Delightful things 2, 3, and 4 all involve twitter, where, in the space of an hour, the following happened. Delightful 2: I replied to a friend’s post, which contained a gorgeous photograph of sourdough rye that she’d just made, with a comment that I was really excited to try my hand at baking sourdough bread now that I had my very first starter, and how funny it was to see her bread just as I was starting to think about mine.

Delightful 3: I replied to the excellent tweet pictured here with “147 please” and was sent a recipe for…wait for it…sourdough doughnuts. Honestly, that felt like some kind of David Blaine level magic trick. How was 147 a recipe for something requiring sourdough?

Of course, because it’s a Shaker cookbook, and it was published in 1959, the recipe makes all kinds of assumptions about how much I know about sourdough, doughnuts, and cooking in general. I find that delightful because it is so much like Mrs. Beeton, who is prone to directions like “cook the rice in the usual way, and then…” or who provides what purports to be a recipe for lemon pie, but is in fact only a list of ingredients and proportions for the lemon filling and the meringue, followed by the line “pour the custard into the crust and bake…” Yes, she assumes that you’ve been making a good pie crust without help for years, and that you know enough to take her proportions and temper the eggs for the lemon custard without being told to do so, what are you some kind of kitchen dolt? Ditto this recipe for “Doughnuts without Saleratus,” which, as you can see, assumes a fair amount. (Yes, that’s the whole recipe.)

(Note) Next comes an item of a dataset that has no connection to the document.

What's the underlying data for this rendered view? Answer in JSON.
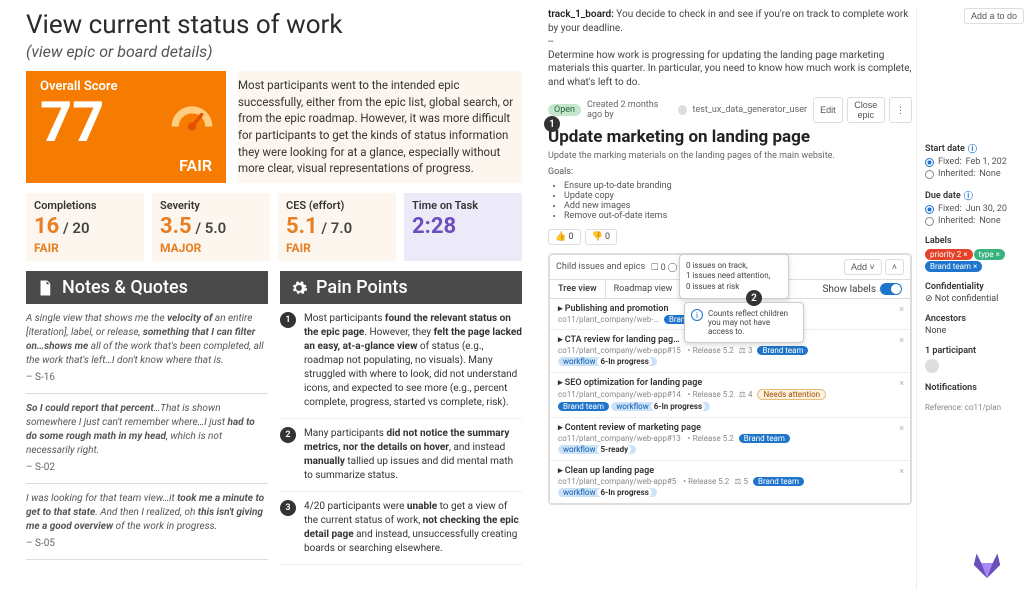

Here, then, an additional little thrill of cosmic coincidence. The “ferment” I got on Friday was being called for in a recipe I had randomly chosen out of a hat on the following Tuesday, and in a style that charmingly harkened back to the very class whose cooking projects produced all the conversations that resulted in my being gifted the starter in the first place. (In case you’re wondering, any good Shaker cook in 1959 would have known saleratus was baking soda. I, by the way, did not know that. I guessed it was a kind of fortified wine. But spellcheck knew it was a word, and google kindly defined it for me.)

Delightful 4: as soon as I tweeted my amazement over the perfect storm of sourdough overlap above, another friend saw the thread, and could not resist following up with an email containing even more information and recipes for sourdough doughnuts.

It is obvious, then, that there will be sourdough doughnuts happening at my house tomorrow. Today is packed. Plus, I have learned, because now of course I have to read a lot about them online, that I need to take my starter out of the refrigerator tonight and feed it overnight in preparation for baking the next day. Because sourdough doughnuts are not fast. Which is also excellent, in this time of hunkering down and needing projects to do with my children.

And on a less flip note, I also have to say that this gift feels particularly poignant. It was hand-delivered to my office on a Friday, a day that, on the Monday of that same week might have been identified as “the last day before Spring Break starts,” by Wednesday was “the last day before our extended two-week break starts,” and by the following Monday was “the last day we might see each other in person until next fall.” Last week felt like a month. I suspect the coming month will feel like a year. But here I am, with a sourdough starter that, if I understand correctly how these things work, could theoretically live for actual years. I have continuity. I can make bread from this little cup of flour, sugar, and water until I see my students again, even if that is not until September.

And in the meantime, there will also be doughnuts.